Sudan. Jest zgoda na przedłużenie zawieszenia broni o kolejne 72 godziny

Sudańskie Siły Zbrojne zgodziły się przedłużyć trwające zawieszenie broni o kolejne 72 godziny. W walkach toczonych w Sudanie od prawie dwóch tygodni zginęło około pół tysiąca osób, a niemal cztery tysiące zostało rannych.
Zobacz wideo Sudan. Jest zgoda na przedłużenie zawieszenia broni o kolejne 72 godziny

Sudańskie Siły Zbrojne zgodziły się przedłużyć trwający rozejm z paramilitarną bojówką RSF, a w negocjacjach uczestniczyły Stany Zjednoczone i Arabia Saudyjska - wynika z oświadczenia, które cytuje m.in. Reuters. Wcześniej o możliwości przedłużenia zawieszenia broni mówił amerykański sekretarz stanu Antony Blinken. Zapewniał, że pozwoli to na zmniejszenie przemocy i ewakuację cywilów drogą powietrzną.

Sudan. Jest zgoda na przedłużenie zawieszenia broni o kolejne 72 godziny

Zawieszenie broni wygasało o północy miejscowego czasu, choć nie oznaczało zatrzymania działań militarnych. W wielu miejscach trwały walki. W tym czasie rządy wielu krajów robiły wszystko, by ewakuować jak najwięcej osób. W czwartek Pentagon poinformował, że obecnie Sudan chce opuścić "stosunkowo niewielka liczba Amerykanów, a międzynarodowe loty nadal są możliwe". - Ściśle współpracujemy z Departamentem Stanu, aby zidentyfikować liczbę Amerykanów, którzy chcą opuścić Sudan. W tej chwili jest ona niewielka, zdajemy sobie jednak sprawę, że może się to szybko zmienić - powiedział generał brygady Patrick Ryder, którego cytuje "The Guardian".

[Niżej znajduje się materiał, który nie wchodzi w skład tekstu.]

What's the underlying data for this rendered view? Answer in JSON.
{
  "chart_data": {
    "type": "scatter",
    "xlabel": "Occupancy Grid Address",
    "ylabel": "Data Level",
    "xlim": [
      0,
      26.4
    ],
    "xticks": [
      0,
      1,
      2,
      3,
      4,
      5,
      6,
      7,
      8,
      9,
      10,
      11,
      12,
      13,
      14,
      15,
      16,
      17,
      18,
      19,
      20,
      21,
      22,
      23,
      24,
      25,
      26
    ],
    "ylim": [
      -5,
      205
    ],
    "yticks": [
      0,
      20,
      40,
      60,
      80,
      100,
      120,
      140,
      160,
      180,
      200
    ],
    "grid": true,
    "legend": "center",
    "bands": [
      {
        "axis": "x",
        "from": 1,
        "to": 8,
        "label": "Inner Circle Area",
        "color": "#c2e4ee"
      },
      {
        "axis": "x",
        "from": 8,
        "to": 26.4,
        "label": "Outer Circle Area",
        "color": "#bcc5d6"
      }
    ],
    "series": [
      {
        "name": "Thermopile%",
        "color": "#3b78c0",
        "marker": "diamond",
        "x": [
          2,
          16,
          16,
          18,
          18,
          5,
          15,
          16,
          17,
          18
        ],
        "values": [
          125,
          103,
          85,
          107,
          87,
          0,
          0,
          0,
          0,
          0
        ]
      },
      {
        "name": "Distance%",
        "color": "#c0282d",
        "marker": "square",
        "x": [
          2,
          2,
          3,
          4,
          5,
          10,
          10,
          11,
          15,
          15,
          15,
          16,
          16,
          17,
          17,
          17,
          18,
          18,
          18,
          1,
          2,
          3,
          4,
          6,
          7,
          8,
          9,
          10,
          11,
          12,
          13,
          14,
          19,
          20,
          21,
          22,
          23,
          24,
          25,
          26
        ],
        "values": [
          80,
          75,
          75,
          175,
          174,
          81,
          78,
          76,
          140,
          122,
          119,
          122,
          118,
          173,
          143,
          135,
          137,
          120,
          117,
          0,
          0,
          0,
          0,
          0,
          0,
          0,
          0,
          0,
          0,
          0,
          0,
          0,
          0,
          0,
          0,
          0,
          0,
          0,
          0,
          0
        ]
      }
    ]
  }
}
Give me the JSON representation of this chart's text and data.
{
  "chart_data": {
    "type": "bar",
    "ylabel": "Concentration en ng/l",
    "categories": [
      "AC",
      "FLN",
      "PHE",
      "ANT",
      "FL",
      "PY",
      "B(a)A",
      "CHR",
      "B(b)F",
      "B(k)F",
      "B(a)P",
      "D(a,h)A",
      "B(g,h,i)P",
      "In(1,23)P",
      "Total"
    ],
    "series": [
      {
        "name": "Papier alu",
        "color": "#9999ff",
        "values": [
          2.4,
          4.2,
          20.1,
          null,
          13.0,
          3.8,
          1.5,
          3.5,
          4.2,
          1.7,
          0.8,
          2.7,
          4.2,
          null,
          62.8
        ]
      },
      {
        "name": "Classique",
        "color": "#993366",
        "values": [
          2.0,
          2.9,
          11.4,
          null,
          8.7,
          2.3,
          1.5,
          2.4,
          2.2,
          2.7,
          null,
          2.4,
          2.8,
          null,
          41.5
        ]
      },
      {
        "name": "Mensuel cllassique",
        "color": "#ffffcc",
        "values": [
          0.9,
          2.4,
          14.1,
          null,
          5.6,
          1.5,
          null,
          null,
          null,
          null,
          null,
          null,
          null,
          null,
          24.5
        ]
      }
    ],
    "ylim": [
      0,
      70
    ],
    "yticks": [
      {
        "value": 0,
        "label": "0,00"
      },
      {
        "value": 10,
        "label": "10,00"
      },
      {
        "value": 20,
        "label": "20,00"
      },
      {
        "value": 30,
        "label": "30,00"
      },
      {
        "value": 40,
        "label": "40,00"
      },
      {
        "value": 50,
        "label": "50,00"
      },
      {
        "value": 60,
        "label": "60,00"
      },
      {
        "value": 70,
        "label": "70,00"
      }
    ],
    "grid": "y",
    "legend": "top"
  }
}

Starcia w Sudanie pomiędzy armią rządową a paramilitarnymi Siłami Szybkiego Wsparcia rozpoczęły się 15 kwietnia. Armia podlega wojskowemu rządowi Sudanu, na którego czele stoi generał Abdel Fattah Al-Burhan, natomiast Siły Szybkiego Wsparcia (RSF) - jego zastępcy, generałowi Mohammadowi Hamdanowi Dagalo. W ramach proponowanych przez rząd zmian RSF miały zostać wcielone do regularnych sił zbrojnych, ale generałowie nie mogli zgodzić się, co do terminu, w jakim ma to nastąpić, a polityczny spór przerodził się w starcia zbrojne. Bojówka powstała jeszcze za czasów prezydenta Omara al-Baszira. Nie jest wykluczone, że organizacja jest teraz współfinansowana przez Rosję. W konflikcie i walkach toczonych w Sudanie od prawie dwóch tygodni zginęło około pół tysiąca osób, a niemal cztery tysiące zostało rannych.